EU's internal market commissioner, Thierry Breton, on Saturday said Twitter cannot hide from incoming legal liability in the region.
"Twitter leaves the EU voluntary Code of Practice against disinformation. But obligations remain. You can run but you can't hide," Breton posted in a tweet.
The platform is legally required to comply with as a very large online platform (VLOP) under the EU's Digital Services Act (DSA).
"Beyond voluntary commitments, fighting disinformation will be a legal obligation under #DSA as of August 25. Our teams will be ready for enforcement," Breton warned Twitter.
The law, which entered into force back in November, requires VLOPs like Twitter to assess and mitigate systemic risks to civic discourse and electoral processes, such as disinformation, reports TechCrunch.
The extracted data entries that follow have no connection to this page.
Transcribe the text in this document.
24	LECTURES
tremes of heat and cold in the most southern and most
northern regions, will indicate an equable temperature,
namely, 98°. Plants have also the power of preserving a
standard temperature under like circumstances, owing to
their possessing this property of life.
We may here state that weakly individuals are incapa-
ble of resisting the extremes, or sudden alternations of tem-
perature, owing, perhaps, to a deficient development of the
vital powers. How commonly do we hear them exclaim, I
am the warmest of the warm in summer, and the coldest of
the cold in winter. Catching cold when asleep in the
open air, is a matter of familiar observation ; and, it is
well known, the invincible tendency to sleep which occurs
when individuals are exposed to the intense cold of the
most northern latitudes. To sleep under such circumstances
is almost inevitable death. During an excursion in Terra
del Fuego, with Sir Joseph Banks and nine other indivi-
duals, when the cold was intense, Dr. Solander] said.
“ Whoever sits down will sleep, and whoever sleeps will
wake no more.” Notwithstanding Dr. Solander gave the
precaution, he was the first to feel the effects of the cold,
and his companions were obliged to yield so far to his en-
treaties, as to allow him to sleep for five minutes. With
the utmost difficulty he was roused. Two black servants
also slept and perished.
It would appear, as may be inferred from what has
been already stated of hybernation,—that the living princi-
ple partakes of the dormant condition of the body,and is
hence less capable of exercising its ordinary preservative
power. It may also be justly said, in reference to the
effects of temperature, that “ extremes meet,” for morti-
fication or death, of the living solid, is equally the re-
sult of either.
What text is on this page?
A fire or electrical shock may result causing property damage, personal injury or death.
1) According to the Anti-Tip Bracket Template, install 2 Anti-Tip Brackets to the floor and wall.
The deadline for VLOPs' compliance with obligations in the DSA is three months from now.
In April, the EU warned Twitter over spreading disinformation and encouraging the Kremlin agenda.
Vera Jourova, Vice-President for Values and Transparency at EU, said in a tweet that this is yet another "negative sign from Twitter on not making digital information space any safer and free from the Kremlin disinformation and malicious influence".
Twitter has been confirmed as one of 19 major tech platforms subject to a centralised oversight by the EU under the new Digital Services Act (DSA).
The DSA requires major social media platforms to take steps to mitigate systemic risks like disinformation and failing to do so can invite penalties of up to 6 per cent of their global annual turnover.
The EU DSA wants the social media platforms to maintain independent auditing and share data with relevant authorities, along with adopting a code of conduct by August this year.